Notice again how any meaningful downside action occurs within the first hour of trading not allowing anyone except overnight holding shorts to take advantage. This is bull market correction action. And it seems anytime I get ST bearish on the market it gaps down the next trading day without allowing me to take advantage. It seams Mr. Market is teasing me. That's fine. I know better than to chase a gap down out of frustration of missing it only to get whipsawed shortly after. It's usually a poor risk/reward trade to chase a gap down when the market is in a bull trend. The only times I would consider it worthwhile is if the market was extremely ST overbought with favorable intraday put/call readings and preferably a good catalyst. Wait for the right pitch, play only premium hands.

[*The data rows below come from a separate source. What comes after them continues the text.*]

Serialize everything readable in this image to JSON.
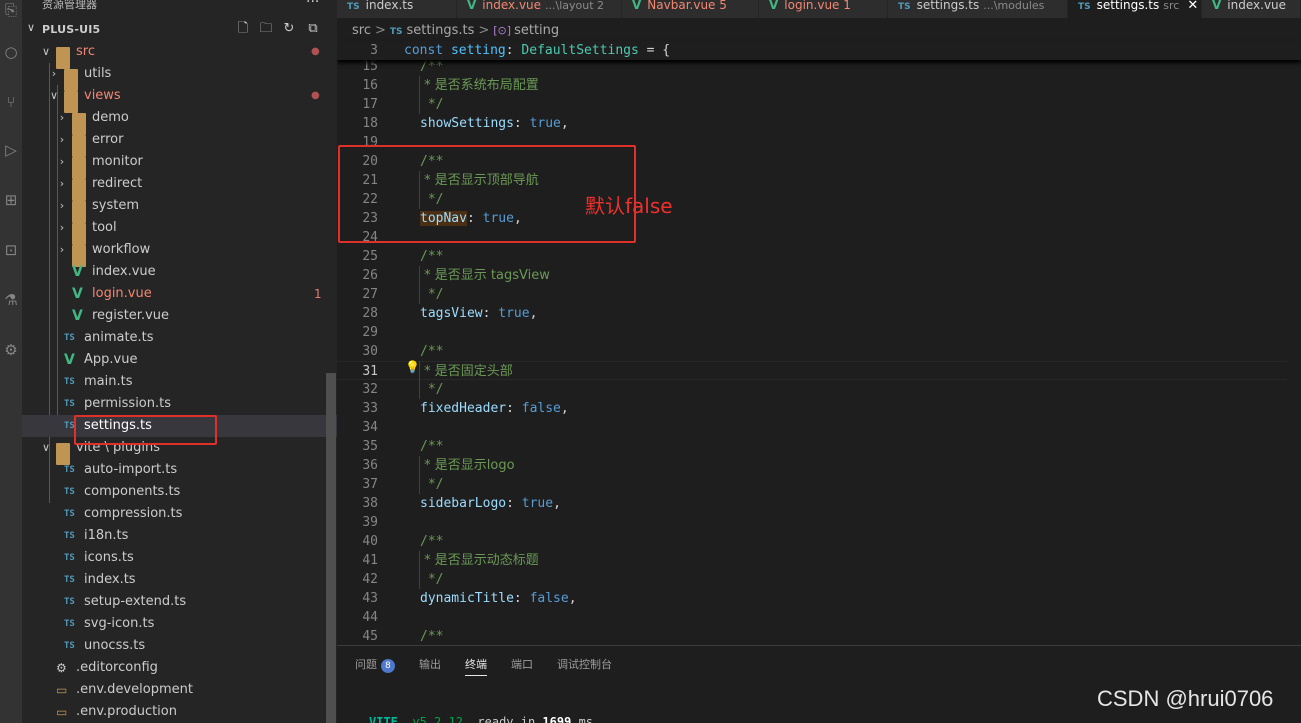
{
  "sidebar": {
    "title": "资源管理器",
    "more_label": "···",
    "root_label": "PLUS-UI5",
    "rows": [
      {
        "label": "src",
        "kind": "folder-open",
        "depth": 1,
        "color": "#f48771",
        "dot": "●"
      },
      {
        "label": "utils",
        "kind": "folder",
        "depth": 2,
        "color": "#cccccc"
      },
      {
        "label": "views",
        "kind": "folder-open",
        "depth": 2,
        "color": "#f48771",
        "dot": "●"
      },
      {
        "label": "demo",
        "kind": "folder",
        "depth": 3,
        "color": "#cccccc"
      },
      {
        "label": "error",
        "kind": "folder",
        "depth": 3,
        "color": "#cccccc"
      },
      {
        "label": "monitor",
        "kind": "folder",
        "depth": 3,
        "color": "#cccccc"
      },
      {
        "label": "redirect",
        "kind": "folder",
        "depth": 3,
        "color": "#cccccc"
      },
      {
        "label": "system",
        "kind": "folder",
        "depth": 3,
        "color": "#cccccc"
      },
      {
        "label": "tool",
        "kind": "folder",
        "depth": 3,
        "color": "#cccccc"
      },
      {
        "label": "workflow",
        "kind": "folder",
        "depth": 3,
        "color": "#cccccc"
      },
      {
        "label": "index.vue",
        "kind": "vue",
        "depth": 3,
        "color": "#cccccc"
      },
      {
        "label": "login.vue",
        "kind": "vue",
        "depth": 3,
        "color": "#f48771",
        "badge": "1"
      },
      {
        "label": "register.vue",
        "kind": "vue",
        "depth": 3,
        "color": "#cccccc"
      },
      {
        "label": "animate.ts",
        "kind": "ts",
        "depth": 2,
        "color": "#cccccc"
      },
      {
        "label": "App.vue",
        "kind": "vue",
        "depth": 2,
        "color": "#cccccc"
      },
      {
        "label": "main.ts",
        "kind": "ts",
        "depth": 2,
        "color": "#cccccc"
      },
      {
        "label": "permission.ts",
        "kind": "ts",
        "depth": 2,
        "color": "#cccccc"
      },
      {
        "label": "settings.ts",
        "kind": "ts",
        "depth": 2,
        "color": "#ffffff",
        "selected": true
      },
      {
        "label": "vite \\ plugins",
        "kind": "folder-open",
        "depth": 1,
        "color": "#cccccc"
      },
      {
        "label": "auto-import.ts",
        "kind": "ts",
        "depth": 2,
        "color": "#cccccc"
      },
      {
        "label": "components.ts",
        "kind": "ts",
        "depth": 2,
        "color": "#cccccc"
      },
      {
        "label": "compression.ts",
        "kind": "ts",
        "depth": 2,
        "color": "#cccccc"
      },
      {
        "label": "i18n.ts",
        "kind": "ts",
        "depth": 2,
        "color": "#cccccc"
      },
      {
        "label": "icons.ts",
        "kind": "ts",
        "depth": 2,
        "color": "#cccccc"
      },
      {
        "label": "index.ts",
        "kind": "ts",
        "depth": 2,
        "color": "#cccccc"
      },
      {
        "label": "setup-extend.ts",
        "kind": "ts",
        "depth": 2,
        "color": "#cccccc"
      },
      {
        "label": "svg-icon.ts",
        "kind": "ts",
        "depth": 2,
        "color": "#cccccc"
      },
      {
        "label": "unocss.ts",
        "kind": "ts",
        "depth": 2,
        "color": "#cccccc"
      },
      {
        "label": ".editorconfig",
        "kind": "gear",
        "depth": 1,
        "color": "#cccccc"
      },
      {
        "label": ".env.development",
        "kind": "env",
        "depth": 1,
        "color": "#cccccc"
      },
      {
        "label": ".env.production",
        "kind": "env",
        "depth": 1,
        "color": "#cccccc"
      }
    ]
  },
  "tabs": [
    {
      "icon": "TS",
      "name": "index.ts",
      "desc": "",
      "state": "normal"
    },
    {
      "icon": "V",
      "name": "index.vue",
      "desc": "...\\layout 2",
      "state": "err"
    },
    {
      "icon": "V",
      "name": "Navbar.vue 5",
      "desc": "",
      "state": "err"
    },
    {
      "icon": "V",
      "name": "login.vue 1",
      "desc": "",
      "state": "err"
    },
    {
      "icon": "TS",
      "name": "settings.ts",
      "desc": "...\\modules",
      "state": "normal"
    },
    {
      "icon": "TS",
      "name": "settings.ts",
      "desc": "src",
      "state": "active",
      "close": "✕"
    },
    {
      "icon": "V",
      "name": "index.vue",
      "desc": "",
      "state": "normal"
    }
  ],
  "breadcrumb": {
    "folder": "src",
    "sep": ">",
    "file_icon": "TS",
    "file": "settings.ts",
    "symbol_icon": "[⊙]",
    "symbol": "setting"
  },
  "editor": {
    "sticky": {
      "n": "3",
      "t": [
        [
          "c-kw",
          "const "
        ],
        [
          "c-var",
          "setting"
        ],
        [
          "c-punc",
          ": "
        ],
        [
          "c-type",
          "DefaultSettings"
        ],
        [
          "c-punc",
          " = {"
        ]
      ]
    },
    "current_line": "31",
    "lines": [
      {
        "n": "15",
        "t": [
          [
            "c-com",
            "/**"
          ]
        ]
      },
      {
        "n": "16",
        "t": [
          [
            "c-com",
            " * 是否系统布局配置"
          ]
        ]
      },
      {
        "n": "17",
        "t": [
          [
            "c-com",
            " */"
          ]
        ]
      },
      {
        "n": "18",
        "t": [
          [
            "c-prop",
            "showSettings"
          ],
          [
            "c-punc",
            ": "
          ],
          [
            "c-kw",
            "true"
          ],
          [
            "c-punc",
            ","
          ]
        ]
      },
      {
        "n": "19",
        "t": []
      },
      {
        "n": "20",
        "t": [
          [
            "c-com",
            "/**"
          ]
        ]
      },
      {
        "n": "21",
        "t": [
          [
            "c-com",
            " * 是否显示顶部导航"
          ]
        ]
      },
      {
        "n": "22",
        "t": [
          [
            "c-com",
            " */"
          ]
        ]
      },
      {
        "n": "23",
        "t": [
          [
            "c-prop hl-word",
            "topNav"
          ],
          [
            "c-punc",
            ": "
          ],
          [
            "c-kw",
            "true"
          ],
          [
            "c-punc",
            ","
          ]
        ]
      },
      {
        "n": "24",
        "t": []
      },
      {
        "n": "25",
        "t": [
          [
            "c-com",
            "/**"
          ]
        ]
      },
      {
        "n": "26",
        "t": [
          [
            "c-com",
            " * 是否显示 tagsView"
          ]
        ]
      },
      {
        "n": "27",
        "t": [
          [
            "c-com",
            " */"
          ]
        ]
      },
      {
        "n": "28",
        "t": [
          [
            "c-prop",
            "tagsView"
          ],
          [
            "c-punc",
            ": "
          ],
          [
            "c-kw",
            "true"
          ],
          [
            "c-punc",
            ","
          ]
        ]
      },
      {
        "n": "29",
        "t": []
      },
      {
        "n": "30",
        "t": [
          [
            "c-com",
            "/**"
          ]
        ]
      },
      {
        "n": "31",
        "t": [
          [
            "c-com",
            " * 是否固定头部"
          ]
        ]
      },
      {
        "n": "32",
        "t": [
          [
            "c-com",
            " */"
          ]
        ]
      },
      {
        "n": "33",
        "t": [
          [
            "c-prop",
            "fixedHeader"
          ],
          [
            "c-punc",
            ": "
          ],
          [
            "c-kw",
            "false"
          ],
          [
            "c-punc",
            ","
          ]
        ]
      },
      {
        "n": "34",
        "t": []
      },
      {
        "n": "35",
        "t": [
          [
            "c-com",
            "/**"
          ]
        ]
      },
      {
        "n": "36",
        "t": [
          [
            "c-com",
            " * 是否显示logo"
          ]
        ]
      },
      {
        "n": "37",
        "t": [
          [
            "c-com",
            " */"
          ]
        ]
      },
      {
        "n": "38",
        "t": [
          [
            "c-prop",
            "sidebarLogo"
          ],
          [
            "c-punc",
            ": "
          ],
          [
            "c-kw",
            "true"
          ],
          [
            "c-punc",
            ","
          ]
        ]
      },
      {
        "n": "39",
        "t": []
      },
      {
        "n": "40",
        "t": [
          [
            "c-com",
            "/**"
          ]
        ]
      },
      {
        "n": "41",
        "t": [
          [
            "c-com",
            " * 是否显示动态标题"
          ]
        ]
      },
      {
        "n": "42",
        "t": [
          [
            "c-com",
            " */"
          ]
        ]
      },
      {
        "n": "43",
        "t": [
          [
            "c-prop",
            "dynamicTitle"
          ],
          [
            "c-punc",
            ": "
          ],
          [
            "c-kw",
            "false"
          ],
          [
            "c-punc",
            ","
          ]
        ]
      },
      {
        "n": "44",
        "t": []
      },
      {
        "n": "45",
        "t": [
          [
            "c-com",
            "/**"
          ]
        ]
      }
    ]
  },
  "annotation": {
    "text": "默认false",
    "color": "#f0302a"
  },
  "panel": {
    "tabs": [
      {
        "label": "问题",
        "badge": "8"
      },
      {
        "label": "输出"
      },
      {
        "label": "终端",
        "active": true
      },
      {
        "label": "端口"
      },
      {
        "label": "调试控制台"
      }
    ],
    "terminal": {
      "vite": "VITE",
      "version": "v5.2.12",
      "text": "ready in",
      "ms_value": "1699",
      "ms_unit": "ms"
    }
  },
  "watermark": "CSDN @hrui0706",
  "colors": {
    "accent": "#e0302a",
    "ts": "#519aba",
    "vue": "#41b883",
    "error_text": "#f48771"
  }
}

There's a lot of talk about the dreaded month of September...and there usually is. Historically it's the worst performing month of the year and last year's performance reinforced this notion big time. I'm not a big believer in seasonality because there's little fundamental arguments behind it and if there was, lots of people would be making tons of money doing it which I don't see happening. Do you see any seasonality specialty hedge funds out there?

Seasonality doesn't jive with the core principle of my market religion (the motto of this blog) because it doesn't take into account how people are positioning themselves. If too many people are playing a seasonality trend the market will do what it does best which is punish that crowd even if the seasonality trend actually has sound fundamental backing.
If seasonality confirms what I believe market action and indicators are pointing towards anyways, then it will add a bit more to my conviction level but by in large, I will ignore seasonality if market action and indicators oppose it. Seasonality trends in the market are in my view, mostly due to coincidences. For example I read once that someone did a study to find out what was the most highly correlated variable with the S&P 500 using historical data. Guess what it was? Butter production in Bangladesh. Data mining will produce these sorts of relationships which such as this example has no fundamental basis and was the result of coincidence.

So, will September be a bad month? Well, if it is, it's going to be because of the arguments I presented in the previous few posts, NOT because September is historically such a bad month.

Seasonality trends may result in a knee jerk reaction as investors/traders try to take advantage. But, as I said, if the market is poised to go the opposite way, it's going to go that way and any knee jerk reaction will likely get quickly undone.